Food allergies affect anywhere from four to eight percent of children, as well as two percent of adults. For the most part, industry regulators and food companies have successfully mitigated the issue, but there is still room for improvement.
Allergies can be one of the most dangerous food-related illnesses, especially in children, with as many as one in 13 U.S. kids affected. While many allergic reactions like dizziness or rashes may be mild, it is estimated that nearly 40 percent of allergic reactions can be severe — or even fatal.
According to the Centers for Disease Control and Prevention (CDC), the only way for individuals to avoid an allergic reaction is to strictly avoid eating the foods that cause the reaction. In some cases, allergies are so severe that the consumer must avoid even touching or being in close proximity to the food.
The industry has always kept a close eye on this issue, and food regulators and processors go to great lengths to protect consumers. The Food and Drug Administration (FDA) issued the Food Allergen Labeling and Consumer Protection Act of 2004 (FALCPA), to address food allergen labeling. The act covers the eight allergens responsible for 90 percent of allergic reactions: milk, egg, fish, Crustacean shellfish, tree nuts, wheat, peanuts and soybeans.
FALCPA has, for the most part, been very effective in helping consumers avoid unwanted allergens. Prior to FALCPA, the FDA conducted a study in which 25 percent of sampled foods— including baked goods, ice cream and candy — featured labels which failed to indicate peanuts or eggs as ingredients. It was also found that the number of recalls due to unlabeled allergens rose from 35 in 1990 to 121 in 2000. Since FALCPA was enacted, these numbers have been much lower.
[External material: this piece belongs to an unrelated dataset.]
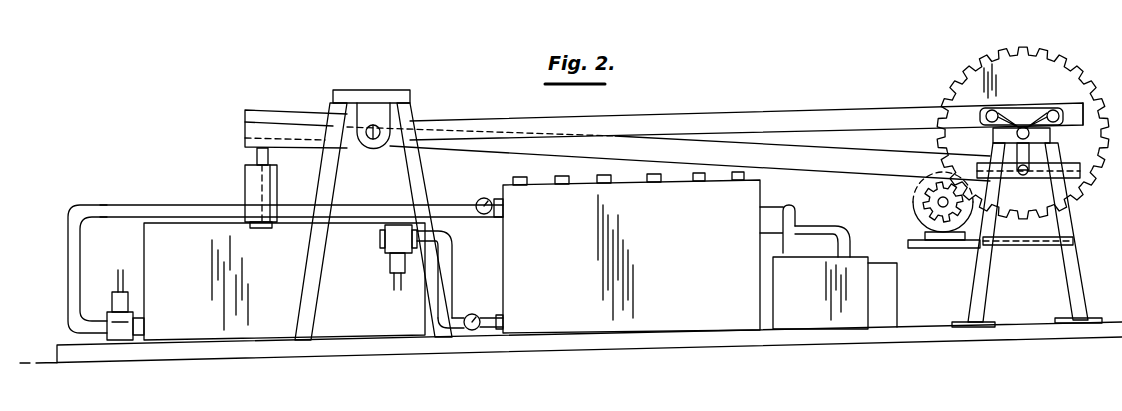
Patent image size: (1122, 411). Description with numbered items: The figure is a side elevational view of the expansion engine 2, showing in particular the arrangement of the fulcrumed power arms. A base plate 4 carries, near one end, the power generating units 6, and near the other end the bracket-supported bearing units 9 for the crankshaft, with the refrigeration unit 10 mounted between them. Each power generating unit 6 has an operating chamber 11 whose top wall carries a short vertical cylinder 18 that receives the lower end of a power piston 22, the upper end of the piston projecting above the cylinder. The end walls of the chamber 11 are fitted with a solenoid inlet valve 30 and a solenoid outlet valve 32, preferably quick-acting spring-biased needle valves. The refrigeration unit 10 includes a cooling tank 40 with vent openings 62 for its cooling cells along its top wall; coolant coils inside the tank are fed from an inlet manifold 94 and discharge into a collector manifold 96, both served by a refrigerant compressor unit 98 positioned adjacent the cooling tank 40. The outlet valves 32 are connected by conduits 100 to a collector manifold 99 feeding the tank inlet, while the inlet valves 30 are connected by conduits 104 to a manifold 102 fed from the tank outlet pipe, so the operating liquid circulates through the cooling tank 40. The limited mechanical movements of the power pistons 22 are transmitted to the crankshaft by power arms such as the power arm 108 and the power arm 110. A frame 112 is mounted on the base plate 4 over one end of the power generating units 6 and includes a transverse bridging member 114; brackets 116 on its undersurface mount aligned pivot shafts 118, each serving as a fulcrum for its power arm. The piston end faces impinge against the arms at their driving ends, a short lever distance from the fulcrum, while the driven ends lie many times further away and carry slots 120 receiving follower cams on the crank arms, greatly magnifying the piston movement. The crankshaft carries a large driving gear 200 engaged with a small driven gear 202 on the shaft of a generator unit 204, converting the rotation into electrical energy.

Despite FALCPA’s success, the system still has some kinks. FALCPA does not regulate “advisory labeling,” or statements indicating the possible presence of unintentional ingredients. This includes “may contain [allergen]” and “manufactured on equipment that also processes [allergen]” statements that are quite prevalent on food labels. However, the agency allows such statements on labels as long as the information is not misleading, and it is clear that many consumers find these cautionary statements helpful.
The U.S. Department of Agriculture (USDA) last updated its information on allergen labeling in March 2007. The agency currently supports voluntary labeling of allergens, relying on its meat, poultry and egg ingredients disclosure requirements to alert consumers of potential allergens.
While requiring labeling of all ingredients used to formulate a USDA-regulated product does ensure all allergens are disclosed, it does not call the same attention to the consumer as a separate allergen statement. In addition, any allergens that may come into contact with the product unintentionally may only be voluntarily disclosed on the labeling when GMPs and effective SSOPs “cannot reasonably eliminate the unintended presence of certain ingredients.”
The USDA says it is in the process of creating its own proposed rule to provide the same type of allergen labeling requirements as FALCPA, but there is currently no deadline for this rule to be completed or adopted.
For allergen labeling to most effectively protect consumers, the statements must be as comprehensive as possible. Allergen statements such as those required by FALCPA are a good start, and mandatory declarations of the possible presence of “unintentional ingredients” would be even more helpful for consumers. Such labeling should also be required for the food industry as a whole, rather than only certain segments.
Food industry regulators have made headway in allergen labeling requirements over the past several years, and many food processors have taken the initiative to provide consumers with as much ingredients information as possible, especially when it comes to allergen declarations. Continuous improvement of allergen labeling will help keep consumers safe, and will foster more trust between them and the industry as a whole.